I’ll start this post by explaining the Christian jargon in the title. Primary issues are those things which are thought to be absolutely essential to believe in order to be saved. Without believing these things, you cannot be saved. Secondary issues, on the other hand, are those which are not essential for salvation, therefore genuine Christians may have all sorts of different beliefs about them. Not surprisingly, most Christians actually disagree on which issues are primary and which are secondary.
I suppose that I’m talking mainly to Christians with this post, although if you’re a non-Christian reading this, then I hope it’s a useful insight into how a lot of Christians think about their beliefs. I think my aim in writing this is to get you to think, if you haven’t already, which issues you think are primary and secondary. To explore the issue further, I think it’s easiest if I go through a handful of issues and say whether I think they’re primary or secondary, and explain why I think that.
I’ll start with the sacrifice and resurrection of Jesus. For me, this is the primary of all primary issues. If you do not believe that Jesus died for our sins and rose again, then I do not see how you can be a Christian. The New Testament makes it clear that freedom from sin and death comes through Jesus Christ. God can see us as spotless because Jesus took the punishment that we deserve and in his resurrection, he demonstrated the power of God to renew us in a physical and spiritual way. Yes, this means that I don’t think you can be a Christian if you don’t believe those things. ‘Who are you to say what Christians can and can’t believe?’ you cry. Let me make it clear that I am not writing this as a way of condemning great swathes of people, but as a way of illustrating primary and secondary issues. There has to be some sort of belief that makes a Christian a Christian – for me, the death and resurrection of Jesus is one of these.

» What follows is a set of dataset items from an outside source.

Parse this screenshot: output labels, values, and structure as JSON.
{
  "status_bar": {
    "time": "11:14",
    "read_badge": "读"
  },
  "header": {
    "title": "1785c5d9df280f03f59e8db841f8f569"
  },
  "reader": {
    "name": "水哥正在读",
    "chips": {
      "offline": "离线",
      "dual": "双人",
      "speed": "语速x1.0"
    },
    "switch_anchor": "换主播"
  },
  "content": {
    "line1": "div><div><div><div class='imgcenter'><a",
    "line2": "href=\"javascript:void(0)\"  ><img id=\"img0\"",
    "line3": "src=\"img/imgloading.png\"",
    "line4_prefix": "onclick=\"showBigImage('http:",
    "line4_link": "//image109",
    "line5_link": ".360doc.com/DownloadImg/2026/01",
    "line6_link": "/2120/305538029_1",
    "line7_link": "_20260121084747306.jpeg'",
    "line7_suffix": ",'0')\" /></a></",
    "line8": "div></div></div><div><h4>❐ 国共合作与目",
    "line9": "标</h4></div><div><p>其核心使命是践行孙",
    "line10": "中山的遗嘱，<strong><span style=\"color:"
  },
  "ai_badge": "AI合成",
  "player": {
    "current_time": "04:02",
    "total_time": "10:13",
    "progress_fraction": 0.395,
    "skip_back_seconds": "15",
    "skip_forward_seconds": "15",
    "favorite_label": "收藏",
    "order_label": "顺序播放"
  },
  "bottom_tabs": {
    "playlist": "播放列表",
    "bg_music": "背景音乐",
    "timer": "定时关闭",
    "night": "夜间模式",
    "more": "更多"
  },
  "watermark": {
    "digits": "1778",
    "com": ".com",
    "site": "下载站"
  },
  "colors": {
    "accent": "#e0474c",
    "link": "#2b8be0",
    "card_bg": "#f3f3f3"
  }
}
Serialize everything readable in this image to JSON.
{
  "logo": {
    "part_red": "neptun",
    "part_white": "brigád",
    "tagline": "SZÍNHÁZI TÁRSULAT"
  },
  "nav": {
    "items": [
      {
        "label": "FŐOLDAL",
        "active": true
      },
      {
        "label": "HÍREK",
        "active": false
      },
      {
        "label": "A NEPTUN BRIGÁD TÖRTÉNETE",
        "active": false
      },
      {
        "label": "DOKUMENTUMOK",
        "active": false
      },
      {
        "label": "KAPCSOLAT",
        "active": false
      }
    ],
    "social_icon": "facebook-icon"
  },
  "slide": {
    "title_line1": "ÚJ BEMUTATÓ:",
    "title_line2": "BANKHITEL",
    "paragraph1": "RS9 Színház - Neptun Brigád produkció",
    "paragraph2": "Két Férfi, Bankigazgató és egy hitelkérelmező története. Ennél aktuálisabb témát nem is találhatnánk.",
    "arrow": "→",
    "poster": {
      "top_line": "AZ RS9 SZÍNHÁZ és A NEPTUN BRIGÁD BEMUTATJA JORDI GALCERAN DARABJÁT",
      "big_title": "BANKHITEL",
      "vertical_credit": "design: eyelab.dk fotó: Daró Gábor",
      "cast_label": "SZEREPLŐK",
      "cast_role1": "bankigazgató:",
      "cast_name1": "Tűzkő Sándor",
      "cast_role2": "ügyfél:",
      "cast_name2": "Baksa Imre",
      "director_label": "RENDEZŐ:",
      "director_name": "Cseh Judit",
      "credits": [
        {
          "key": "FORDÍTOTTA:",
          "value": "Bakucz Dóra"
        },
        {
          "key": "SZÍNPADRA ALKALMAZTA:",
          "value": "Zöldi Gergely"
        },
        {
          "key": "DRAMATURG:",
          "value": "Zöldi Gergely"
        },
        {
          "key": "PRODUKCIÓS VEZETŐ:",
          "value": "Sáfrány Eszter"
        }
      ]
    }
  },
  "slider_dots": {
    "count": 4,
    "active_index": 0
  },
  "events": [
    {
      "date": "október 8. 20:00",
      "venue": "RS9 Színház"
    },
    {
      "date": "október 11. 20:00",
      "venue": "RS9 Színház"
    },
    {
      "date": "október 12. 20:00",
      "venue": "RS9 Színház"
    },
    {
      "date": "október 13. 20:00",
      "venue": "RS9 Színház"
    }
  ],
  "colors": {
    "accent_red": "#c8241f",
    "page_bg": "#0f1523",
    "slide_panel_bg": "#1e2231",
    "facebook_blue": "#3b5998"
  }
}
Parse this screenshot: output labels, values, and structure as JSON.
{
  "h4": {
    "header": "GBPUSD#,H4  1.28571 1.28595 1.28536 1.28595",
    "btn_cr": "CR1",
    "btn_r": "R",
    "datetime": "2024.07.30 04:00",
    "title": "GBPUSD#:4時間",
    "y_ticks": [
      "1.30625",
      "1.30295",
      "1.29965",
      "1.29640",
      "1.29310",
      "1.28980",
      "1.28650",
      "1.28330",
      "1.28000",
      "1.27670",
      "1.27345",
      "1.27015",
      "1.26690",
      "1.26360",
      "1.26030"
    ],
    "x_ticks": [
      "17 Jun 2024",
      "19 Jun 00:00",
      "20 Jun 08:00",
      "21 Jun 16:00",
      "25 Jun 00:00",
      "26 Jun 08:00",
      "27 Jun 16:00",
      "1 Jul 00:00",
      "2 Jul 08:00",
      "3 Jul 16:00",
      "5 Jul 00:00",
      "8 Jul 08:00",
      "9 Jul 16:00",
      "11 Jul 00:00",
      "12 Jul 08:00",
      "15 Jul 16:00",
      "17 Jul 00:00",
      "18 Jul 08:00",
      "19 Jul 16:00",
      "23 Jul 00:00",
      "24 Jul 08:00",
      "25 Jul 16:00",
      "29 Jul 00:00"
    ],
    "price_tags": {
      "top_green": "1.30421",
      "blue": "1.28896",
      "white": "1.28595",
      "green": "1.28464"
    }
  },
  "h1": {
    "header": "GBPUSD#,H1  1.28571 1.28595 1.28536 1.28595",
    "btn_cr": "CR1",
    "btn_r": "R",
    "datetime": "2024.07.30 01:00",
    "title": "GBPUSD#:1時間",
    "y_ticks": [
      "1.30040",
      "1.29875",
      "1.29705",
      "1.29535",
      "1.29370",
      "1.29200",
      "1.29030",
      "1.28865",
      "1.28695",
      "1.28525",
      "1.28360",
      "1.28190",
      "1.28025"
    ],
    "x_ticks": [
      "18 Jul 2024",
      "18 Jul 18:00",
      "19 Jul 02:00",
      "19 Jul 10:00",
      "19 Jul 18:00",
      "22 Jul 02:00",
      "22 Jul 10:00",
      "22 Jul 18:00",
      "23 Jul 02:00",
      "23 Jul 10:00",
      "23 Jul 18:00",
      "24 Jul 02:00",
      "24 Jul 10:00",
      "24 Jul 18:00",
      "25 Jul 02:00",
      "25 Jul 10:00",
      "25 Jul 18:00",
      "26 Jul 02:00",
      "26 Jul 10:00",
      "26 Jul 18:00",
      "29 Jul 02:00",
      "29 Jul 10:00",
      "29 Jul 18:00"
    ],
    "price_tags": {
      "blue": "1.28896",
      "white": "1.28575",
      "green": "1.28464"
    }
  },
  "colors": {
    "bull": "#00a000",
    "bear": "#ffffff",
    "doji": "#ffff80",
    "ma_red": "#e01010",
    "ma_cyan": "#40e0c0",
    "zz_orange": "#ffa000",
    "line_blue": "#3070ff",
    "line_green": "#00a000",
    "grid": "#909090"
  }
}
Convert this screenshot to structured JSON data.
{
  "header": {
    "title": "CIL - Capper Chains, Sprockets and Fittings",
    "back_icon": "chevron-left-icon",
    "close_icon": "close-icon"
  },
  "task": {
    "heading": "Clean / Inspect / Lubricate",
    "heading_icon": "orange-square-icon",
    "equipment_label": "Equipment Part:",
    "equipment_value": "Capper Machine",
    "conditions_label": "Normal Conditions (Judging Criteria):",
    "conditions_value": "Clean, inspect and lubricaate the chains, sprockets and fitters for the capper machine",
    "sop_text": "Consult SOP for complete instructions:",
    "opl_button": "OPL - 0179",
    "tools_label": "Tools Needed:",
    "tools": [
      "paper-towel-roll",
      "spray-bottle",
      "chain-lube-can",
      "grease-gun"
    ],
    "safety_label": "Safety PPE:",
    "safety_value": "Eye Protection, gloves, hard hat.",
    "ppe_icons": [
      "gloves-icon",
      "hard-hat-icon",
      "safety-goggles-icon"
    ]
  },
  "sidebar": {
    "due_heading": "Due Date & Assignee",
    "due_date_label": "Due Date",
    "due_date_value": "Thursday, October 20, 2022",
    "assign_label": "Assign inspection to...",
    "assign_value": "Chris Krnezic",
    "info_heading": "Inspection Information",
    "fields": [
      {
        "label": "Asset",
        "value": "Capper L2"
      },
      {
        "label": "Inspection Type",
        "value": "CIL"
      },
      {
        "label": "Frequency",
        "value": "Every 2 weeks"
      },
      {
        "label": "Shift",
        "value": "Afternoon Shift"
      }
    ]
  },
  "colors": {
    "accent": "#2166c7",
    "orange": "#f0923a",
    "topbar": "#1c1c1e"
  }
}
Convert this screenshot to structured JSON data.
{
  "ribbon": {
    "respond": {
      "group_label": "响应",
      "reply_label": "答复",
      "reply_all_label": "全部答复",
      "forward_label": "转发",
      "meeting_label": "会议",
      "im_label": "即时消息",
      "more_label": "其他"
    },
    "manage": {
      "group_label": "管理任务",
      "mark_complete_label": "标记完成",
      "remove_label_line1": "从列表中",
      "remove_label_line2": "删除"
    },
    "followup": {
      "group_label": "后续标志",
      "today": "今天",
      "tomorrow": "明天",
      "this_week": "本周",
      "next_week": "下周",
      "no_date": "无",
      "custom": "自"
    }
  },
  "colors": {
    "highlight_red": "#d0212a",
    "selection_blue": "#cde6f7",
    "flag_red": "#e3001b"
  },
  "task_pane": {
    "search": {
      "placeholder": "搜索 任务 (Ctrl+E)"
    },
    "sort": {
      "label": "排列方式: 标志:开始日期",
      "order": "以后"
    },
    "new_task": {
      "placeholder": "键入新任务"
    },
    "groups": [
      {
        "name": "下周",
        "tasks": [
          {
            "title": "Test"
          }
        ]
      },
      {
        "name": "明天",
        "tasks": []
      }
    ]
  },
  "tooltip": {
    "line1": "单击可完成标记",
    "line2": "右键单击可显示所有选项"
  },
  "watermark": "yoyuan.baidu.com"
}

Another primary issue for me rests in the nature of God. I think the entire fabric of Christianity rests on the notion that God is just and operates indiscriminately in line with his own laws. This may not seem an obvious primary issue, but let me explain. The alternatives to believing God is just are either believing that he is all merciful and could never punish anyone, or believing that he is cruel and vindictive. Both of those are non-starters in terms of Christianity. Why? If he is all merciful, then Jesus’ death is unnecessary because he would have let everyone off anyway. Therefore, either you deny that Jesus was God (which most Christians would agree is a big issue) or you would have to see God as inexplicably cruel for allowing him to die, which would contradict the original belief that God is entirely merciful. The other belief is more obviously incompatible with Christianity, because if you believe that God is unfairly cruel, you would have to deny the sacrifice of Jesus completely. For those reasons, I see it as essential that a Christian believes in the justice of God.
So what do I see as secondary issues? Most things, if I’m honest. I hesitate to brand things as primary because I’m then saying that if you don’t believe it, you’re not a Christian. The question I ask myself is: ‘Could someone deny that belief and still be a Christian?’ This can be hard to answer. Clear secondary issues for me are the issue of free will/predestination, the exact nature of creation, women in ministry, interpretation of Revelation…you get the idea. Any issue that has genuine, God-fearing Christians arguing for different interpretations is likely to be a secondary issue in my mind.
The problem, for me anyway, is in the grey areas – those things that you’re not sure as to whether they’re primary or secondary. One of these, in my opinion, is the existence of Satan and other supernatural beings. I think that without an acknowledgement of these beings, there is something crucial lacking from Christian beliefs, but on the other hand, it seems strange (to say the least) that a belief in Satan would be necessary for someone’s salvation. Another grey area is the Trinity. I think believing in Father, Son and Holy Spirit is essential, but do you have to believe that they form a Trinity in the way that the early church decided? I honestly don’t know (for the record, I do believe in the traditional view of the Trinity).
Hopefully this has shed some light on what primary and secondary issues are. Interestingly, I would say that whatever each Christian sees as primary or secondary is a secondary issue. Broadly speaking, I don’t see that there is an obvious set of primary/secondary beliefs that all Christians should hold. If you’re a Christian, I think it’s important to know where you stand with this, because it may make it easier to know where you stand in different debates and to know when it’s worth speaking up and when it isn’t. If you’re a non-Christian who is reading this out of interest in Christianity, I hope that it’s been helpful and that it will encourage you to keep on seeking for the answers you need.
P.S. – If you want Biblical references for the issues that I’ve raised, leave a comment and I’ll post them in a reply. In Biblical terms, the words ‘primary’ and ‘secondary’ are not used, but it is clear in Paul’s letters that he views some beliefs as more important than others. Unfortunately, we’re not provided with an exhaustive Biblical list of what is essential to believe and what isn’t.